Dr. Hoge's mission to Europe.
--The following is an extract from a letter from Rev. Dr. Hoge, dated London, June 11th, published in the Central Presbyterian:‘ It is providential that I did not go home in May, as I intended. The Abolitionists of England and of the Federal States have made serious misrepresentations of my mission, which could not be met and refuted had I left this country when I proposed to do so. One of the papers here (the Record) reported that I had accepted the grant of the British and Foreign Bible Society "on the stipulated condition that the Bibles should be impartially distributed among the white and black population of the South," whereas there was no condition annexed to the grant, express or implied, and if there had been I would not have accepted one of them. The grant was free, unrestricted, and untrammeled by any terms whatever.
’ Another charge of the Abolitionists here and at the North is, that my mission was "a Confederate dodge to excite political sympathy for the South" --that the New York Bible Society never withheld their Fables from the South; and therefore that my errand here was worse than useless.
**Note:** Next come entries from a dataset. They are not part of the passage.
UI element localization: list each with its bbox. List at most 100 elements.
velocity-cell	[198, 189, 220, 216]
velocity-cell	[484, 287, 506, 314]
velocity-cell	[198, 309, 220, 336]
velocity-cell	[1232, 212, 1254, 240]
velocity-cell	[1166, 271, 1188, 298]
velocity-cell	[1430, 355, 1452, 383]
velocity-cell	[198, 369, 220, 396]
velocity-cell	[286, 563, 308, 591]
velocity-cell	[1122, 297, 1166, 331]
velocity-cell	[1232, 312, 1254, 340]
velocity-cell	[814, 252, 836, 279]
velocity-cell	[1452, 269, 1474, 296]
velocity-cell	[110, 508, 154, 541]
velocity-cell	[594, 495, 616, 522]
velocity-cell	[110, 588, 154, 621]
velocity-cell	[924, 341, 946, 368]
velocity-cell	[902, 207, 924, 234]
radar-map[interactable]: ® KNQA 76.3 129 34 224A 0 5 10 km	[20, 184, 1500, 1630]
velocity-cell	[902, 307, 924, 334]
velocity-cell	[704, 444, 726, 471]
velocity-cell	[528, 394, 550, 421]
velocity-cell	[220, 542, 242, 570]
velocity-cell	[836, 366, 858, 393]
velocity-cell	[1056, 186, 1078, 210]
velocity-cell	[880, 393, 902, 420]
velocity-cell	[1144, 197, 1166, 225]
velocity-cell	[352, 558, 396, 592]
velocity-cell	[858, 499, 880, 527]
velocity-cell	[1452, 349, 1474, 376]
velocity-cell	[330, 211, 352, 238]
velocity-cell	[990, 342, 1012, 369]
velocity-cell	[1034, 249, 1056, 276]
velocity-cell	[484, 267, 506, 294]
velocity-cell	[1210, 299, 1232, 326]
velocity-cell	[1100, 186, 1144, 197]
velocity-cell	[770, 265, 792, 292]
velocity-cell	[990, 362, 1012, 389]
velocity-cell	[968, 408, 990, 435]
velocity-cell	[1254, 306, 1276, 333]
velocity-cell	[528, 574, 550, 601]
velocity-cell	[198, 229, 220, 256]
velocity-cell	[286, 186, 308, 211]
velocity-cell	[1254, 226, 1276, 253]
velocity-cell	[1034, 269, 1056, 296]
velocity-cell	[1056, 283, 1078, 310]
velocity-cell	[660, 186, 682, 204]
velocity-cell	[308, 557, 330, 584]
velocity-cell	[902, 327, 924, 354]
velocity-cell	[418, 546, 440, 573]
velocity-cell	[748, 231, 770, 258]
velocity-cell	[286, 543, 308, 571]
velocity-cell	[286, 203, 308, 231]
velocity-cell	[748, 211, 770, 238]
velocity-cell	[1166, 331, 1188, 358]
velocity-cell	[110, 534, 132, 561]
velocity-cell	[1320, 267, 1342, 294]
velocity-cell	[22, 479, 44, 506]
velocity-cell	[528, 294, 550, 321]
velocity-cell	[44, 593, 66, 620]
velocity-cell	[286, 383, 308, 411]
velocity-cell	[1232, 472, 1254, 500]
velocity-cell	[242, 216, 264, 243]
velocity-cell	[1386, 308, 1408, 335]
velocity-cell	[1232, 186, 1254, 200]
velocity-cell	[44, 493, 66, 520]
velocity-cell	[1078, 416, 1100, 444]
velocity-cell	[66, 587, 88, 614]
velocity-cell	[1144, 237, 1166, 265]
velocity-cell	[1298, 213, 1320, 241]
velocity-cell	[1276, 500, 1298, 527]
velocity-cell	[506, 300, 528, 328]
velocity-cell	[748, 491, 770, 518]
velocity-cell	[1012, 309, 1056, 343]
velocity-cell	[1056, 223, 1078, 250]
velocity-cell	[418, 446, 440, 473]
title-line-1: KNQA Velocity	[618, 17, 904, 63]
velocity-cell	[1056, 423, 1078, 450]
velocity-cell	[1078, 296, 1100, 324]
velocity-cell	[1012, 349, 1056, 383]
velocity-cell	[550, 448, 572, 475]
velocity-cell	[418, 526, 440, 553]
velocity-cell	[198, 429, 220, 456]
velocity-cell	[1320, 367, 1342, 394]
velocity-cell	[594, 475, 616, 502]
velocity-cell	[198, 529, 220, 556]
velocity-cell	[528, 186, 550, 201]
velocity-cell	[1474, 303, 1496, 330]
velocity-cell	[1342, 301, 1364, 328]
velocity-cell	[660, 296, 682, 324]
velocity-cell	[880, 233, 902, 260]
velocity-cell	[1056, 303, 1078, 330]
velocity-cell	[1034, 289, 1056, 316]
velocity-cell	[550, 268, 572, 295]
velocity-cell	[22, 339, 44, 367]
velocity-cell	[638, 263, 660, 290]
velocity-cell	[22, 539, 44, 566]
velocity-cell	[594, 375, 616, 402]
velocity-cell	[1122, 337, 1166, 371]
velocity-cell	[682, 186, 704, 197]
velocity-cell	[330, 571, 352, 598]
This charge is made plausible from the fact that after the news of my success here reached New York, the Bible Society there did make a grant, (as they call it,) and that the books were allowed to pass by flag of truce to Virginia. Now I want you to furnish me with residence that Mr. Woodbridge wrote to New York for Bibles long before I left Richmond — and could not get them — that our supply, was exhausted, and that we knew of no other method of obtaining one except from England.